を要請しない)」『本当の自己とは何か?』を知りたい人、この

世の普遍的真理である『無常・苦・無我』を知りたい人は、私の

ダンマを聴きなさい。そして、私の教えるサマタ・ヴィパサナの瞑想

を実践して、微細なる真理に目覚めなさい言い、多くの人を導い

たけれど、「私に盲従しなさい」とは決して言わなかった

仏陀ご本人、そして比丘・比丘尼など出家者への畏怖の念や崇敬

の心を利用して、出家者が、一般人・信徒を脅してはいけない。

仏陀のダンマを聴かなくても、神を信じても、比丘や比丘尼

宗教指導者に対して(正当な理由があって)批判しても、地獄には

落ちない。
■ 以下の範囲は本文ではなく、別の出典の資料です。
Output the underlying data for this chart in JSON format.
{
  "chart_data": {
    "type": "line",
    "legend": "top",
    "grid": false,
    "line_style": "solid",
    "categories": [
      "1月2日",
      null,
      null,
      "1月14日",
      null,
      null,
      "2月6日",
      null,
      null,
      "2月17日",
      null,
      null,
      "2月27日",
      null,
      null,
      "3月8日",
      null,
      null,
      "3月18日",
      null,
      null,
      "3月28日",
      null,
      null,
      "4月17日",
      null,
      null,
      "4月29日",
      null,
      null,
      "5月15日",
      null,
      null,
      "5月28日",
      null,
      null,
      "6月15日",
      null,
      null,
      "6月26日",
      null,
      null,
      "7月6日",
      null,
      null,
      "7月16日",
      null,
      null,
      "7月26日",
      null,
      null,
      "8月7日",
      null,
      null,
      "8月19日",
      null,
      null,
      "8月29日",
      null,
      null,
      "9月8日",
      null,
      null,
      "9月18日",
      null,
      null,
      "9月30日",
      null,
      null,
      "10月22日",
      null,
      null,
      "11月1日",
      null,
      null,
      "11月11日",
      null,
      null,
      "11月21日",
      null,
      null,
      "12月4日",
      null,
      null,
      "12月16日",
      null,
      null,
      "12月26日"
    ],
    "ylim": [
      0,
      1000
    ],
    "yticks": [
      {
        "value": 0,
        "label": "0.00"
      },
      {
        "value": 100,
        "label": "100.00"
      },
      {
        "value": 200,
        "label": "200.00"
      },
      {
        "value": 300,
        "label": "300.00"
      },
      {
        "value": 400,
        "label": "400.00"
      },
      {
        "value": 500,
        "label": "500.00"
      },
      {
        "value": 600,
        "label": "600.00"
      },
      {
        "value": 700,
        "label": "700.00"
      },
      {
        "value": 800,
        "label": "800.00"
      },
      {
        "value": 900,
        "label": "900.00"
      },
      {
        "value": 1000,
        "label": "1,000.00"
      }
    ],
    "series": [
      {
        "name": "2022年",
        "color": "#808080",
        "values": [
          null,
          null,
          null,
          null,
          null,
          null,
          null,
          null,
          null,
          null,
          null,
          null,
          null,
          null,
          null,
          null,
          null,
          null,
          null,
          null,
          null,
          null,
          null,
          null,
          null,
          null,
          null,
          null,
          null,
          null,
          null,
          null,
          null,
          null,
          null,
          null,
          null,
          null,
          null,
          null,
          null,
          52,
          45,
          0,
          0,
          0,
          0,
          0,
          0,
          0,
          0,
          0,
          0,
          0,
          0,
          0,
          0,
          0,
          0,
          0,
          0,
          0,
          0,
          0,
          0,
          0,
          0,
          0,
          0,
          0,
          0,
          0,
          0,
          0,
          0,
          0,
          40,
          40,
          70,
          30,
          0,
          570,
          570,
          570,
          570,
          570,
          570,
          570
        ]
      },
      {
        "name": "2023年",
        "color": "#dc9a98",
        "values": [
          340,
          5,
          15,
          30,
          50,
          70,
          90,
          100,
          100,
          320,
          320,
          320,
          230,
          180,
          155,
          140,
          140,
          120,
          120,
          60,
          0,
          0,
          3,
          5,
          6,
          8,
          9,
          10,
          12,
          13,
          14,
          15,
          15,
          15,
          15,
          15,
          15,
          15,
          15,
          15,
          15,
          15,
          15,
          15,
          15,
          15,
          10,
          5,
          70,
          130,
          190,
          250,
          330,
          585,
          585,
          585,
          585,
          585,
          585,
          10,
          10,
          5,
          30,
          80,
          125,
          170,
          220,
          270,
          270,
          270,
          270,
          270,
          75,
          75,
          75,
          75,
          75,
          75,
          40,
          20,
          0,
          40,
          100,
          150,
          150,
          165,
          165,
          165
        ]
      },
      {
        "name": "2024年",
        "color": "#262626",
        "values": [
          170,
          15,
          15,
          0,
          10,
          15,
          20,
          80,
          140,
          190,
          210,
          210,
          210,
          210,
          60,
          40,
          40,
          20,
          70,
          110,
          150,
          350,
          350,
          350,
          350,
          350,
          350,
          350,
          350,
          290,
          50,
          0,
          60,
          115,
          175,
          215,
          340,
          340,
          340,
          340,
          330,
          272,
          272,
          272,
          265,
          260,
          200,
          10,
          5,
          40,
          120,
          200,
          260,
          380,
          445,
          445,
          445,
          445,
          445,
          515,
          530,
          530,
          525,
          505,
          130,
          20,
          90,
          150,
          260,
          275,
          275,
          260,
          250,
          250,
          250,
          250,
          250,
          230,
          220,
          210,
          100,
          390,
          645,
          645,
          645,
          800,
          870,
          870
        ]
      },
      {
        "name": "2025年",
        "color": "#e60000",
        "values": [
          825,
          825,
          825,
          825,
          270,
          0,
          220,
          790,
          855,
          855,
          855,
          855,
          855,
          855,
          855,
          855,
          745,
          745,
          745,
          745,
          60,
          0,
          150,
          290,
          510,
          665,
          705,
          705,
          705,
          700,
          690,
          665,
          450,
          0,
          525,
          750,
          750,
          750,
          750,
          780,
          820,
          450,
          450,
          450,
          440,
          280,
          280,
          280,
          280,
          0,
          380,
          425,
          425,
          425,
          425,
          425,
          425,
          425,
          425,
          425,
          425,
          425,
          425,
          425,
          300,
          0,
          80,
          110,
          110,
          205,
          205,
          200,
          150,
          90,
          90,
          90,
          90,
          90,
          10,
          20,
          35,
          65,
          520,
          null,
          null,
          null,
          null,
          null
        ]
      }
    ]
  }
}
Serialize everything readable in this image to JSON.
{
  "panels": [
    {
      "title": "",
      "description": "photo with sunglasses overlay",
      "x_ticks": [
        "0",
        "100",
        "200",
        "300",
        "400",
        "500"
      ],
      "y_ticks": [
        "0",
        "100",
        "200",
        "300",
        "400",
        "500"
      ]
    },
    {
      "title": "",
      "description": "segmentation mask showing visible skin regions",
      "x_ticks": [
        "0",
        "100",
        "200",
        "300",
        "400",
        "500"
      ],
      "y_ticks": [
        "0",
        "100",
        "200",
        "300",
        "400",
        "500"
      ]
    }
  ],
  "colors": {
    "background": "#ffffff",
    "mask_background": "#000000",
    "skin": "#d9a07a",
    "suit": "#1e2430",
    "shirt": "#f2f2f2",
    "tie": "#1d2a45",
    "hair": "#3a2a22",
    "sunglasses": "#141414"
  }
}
もし仏陀のダンマを聴かないならば、その人はただこの

人生において、無常とは何か、苦とは何か、無我とはなにか、が分か

らない、というだけである。

もしこの世に、本当に地獄に落ちる者がいるとしたら、それは

「地獄に落ちるゾ」と言って、法に疎い一般人や信者をだまし、

脅している、出家者(宗教的指導者)自身である。

追補:テーラワーダには聖者誹謗罪があるが、聖者が自分で「私は

聖者だから誹謗するな」と名乗ったり、脅したりするはずがない

(聖者になると森に隠遁するのは、一般人が不用意に彼を中傷しな

いように、聖者の方から身を引くのである)。

大乗には比丘誹謗罪があるらしいが、これは比丘の権威の過剰な

拡大。仏教は人を脅す宗教であってはならない。。